> Enjoyed your comments about Sun. I have worked in hi tech for nearly
> thirty years and for Sun for about one third that time. Never have I
> worked for a worse company. The grunts were OK, but above the turtles
> there were, count 'em, seven layers of management each more
> incompetent, more ignorant, and more powerful than the layers below.
>
> This was bolstered by a "professional management" ideology which held
> that managers didn't really have to know what was going on below them
> and regularly watered by a game of managerial musical chairs. Every
> six months the company was reshuffled and we had to read another memo
> from some panting whore of a manager who was so "excited" to be
> spreading in a different organizational bed. I almost regret not
> saving all those memos -- though, really, one would have done.
>
> As for Java: The CTO at my current gig, a scholar and a gentleman, is
> convinced that the entire India outsourcing effort derives from the
> infinite ditch-digging tail-chasing that Java is.

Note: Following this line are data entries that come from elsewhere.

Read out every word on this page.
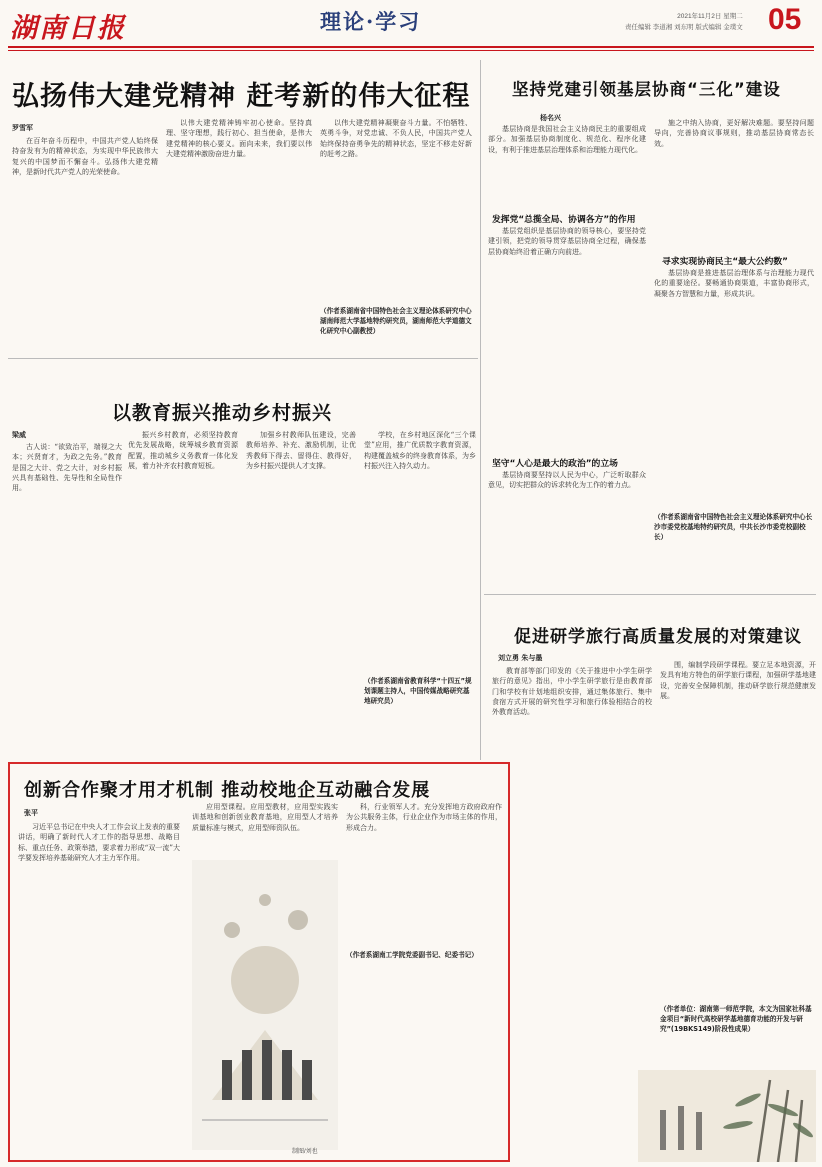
湖南日报	理论·学习	2021年11月2日 星期二
责任编辑 李道湘 刘东明 版式编辑 金璞文 05
弘扬伟大建党精神 赶考新的伟大征程
罗雪军

在百年奋斗历程中，中国共产党人始终保持奋发有为的精神状态，为实现中华民族伟大复兴的中国梦而不懈奋斗。弘扬伟大建党精神，是新时代共产党人的光荣使命。

以伟大建党精神铸牢初心使命。坚持真理、坚守理想，践行初心、担当使命，是伟大建党精神的核心要义。面向未来，我们要以伟大建党精神激励奋进力量。

以伟大建党精神凝聚奋斗力量。不怕牺牲、英勇斗争，对党忠诚、不负人民，中国共产党人始终保持奋勇争先的精神状态，坚定不移走好新的赶考之路。

（作者系湖南省中国特色社会主义理论体系研究中心湖南师范大学基地特约研究员，湖南师范大学道德文化研究中心副教授）
坚持党建引领基层协商“三化”建设
杨名兴

基层协商是我国社会主义协商民主的重要组成部分。加强基层协商制度化、规范化、程序化建设，有利于推进基层治理体系和治理能力现代化。

发挥党“总揽全局、协调各方”的作用

基层党组织是基层协商的领导核心，要坚持党建引领，把党的领导贯穿基层协商全过程，确保基层协商始终沿着正确方向前进。

坚守“人心是最大的政治”的立场

基层协商要坚持以人民为中心，广泛听取群众意见，切实把群众的诉求转化为工作的着力点。

施之中纳入协商，更好解决难题。要坚持问题导向，完善协商议事规则，推动基层协商常态长效。

寻求实现协商民主“最大公约数”

基层协商是推进基层治理体系与治理能力现代化的重要途径。要畅通协商渠道，丰富协商形式，凝聚各方智慧和力量，形成共识。

（作者系湖南省中国特色社会主义理论体系研究中心长沙市委党校基地特约研究员，中共长沙市委党校副校长）
以教育振兴推动乡村振兴
梁威

古人说：“欲致治平，端视之大本；兴贤育才，为政之先务。”教育是国之大计、党之大计，对乡村振兴具有基础性、先导性和全局性作用。

振兴乡村教育，必须坚持教育优先发展战略，统筹城乡教育资源配置，推动城乡义务教育一体化发展，着力补齐农村教育短板。

加强乡村教师队伍建设，完善教师培养、补充、激励机制，让优秀教师下得去、留得住、教得好，为乡村振兴提供人才支撑。

学校，在乡村地区深化“三个课堂”应用，推广优质数字教育资源，构建覆盖城乡的终身教育体系，为乡村振兴注入持久动力。

（作者系湖南省教育科学“十四五”规划课题主持人，中国传媒战略研究基地研究员）
促进研学旅行高质量发展的对策建议
刘立勇 朱与墨

教育部等部门印发的《关于推进中小学生研学旅行的意见》指出，中小学生研学旅行是由教育部门和学校有计划地组织安排，通过集体旅行、集中食宿方式开展的研究性学习和旅行体验相结合的校外教育活动。

围，编制学段研学课程。要立足本地资源，开发具有地方特色的研学旅行课程，加强研学基地建设，完善安全保障机制，推动研学旅行规范健康发展。

（作者单位：湖南第一师范学院，本文为国家社科基金项目“新时代高校研学基地德育功能的开发与研究”(19BKS149)阶段性成果）
创新合作聚才用才机制 推动校地企互动融合发展
张平

习近平总书记在中央人才工作会议上发表的重要讲话，明确了新时代人才工作的指导思想、战略目标、重点任务、政策举措，要求着力形成“双一流”大学要发挥培养基础研究人才主力军作用。

应用型课程。应用型教材，应用型实践实训基地和创新创业教育基地，应用型人才培养质量标准与模式，应用型师资队伍。

科，行业领军人才。充分发挥地方政府政府作为公共服务主体，行业企业作为市场主体的作用，形成合力。

（作者系湖南工学院党委副书记、纪委书记）
制图/刘也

Sudden thought:
> perhaps the exasperating layers of abstraction mirror the layers of
> management? You think?
>
> What is actually fascinating about the situation is to see what
> happens next: Will Oracle be able to profitably digest Sun, or will
> they choke on the rotten carcass? Or will they fall prey to the Sun
> toxins? If any company is ruthless enough to cut through the shit, it
> would be Oracle. So, it should be interesting.
>
> In the thirty years I have been in this business, I have never once
> heard one good thing said about Ellison. Not once.
Nor have I. Not from anybody who knows anything, anyway. The business press, and managerial fanbase, is another matter.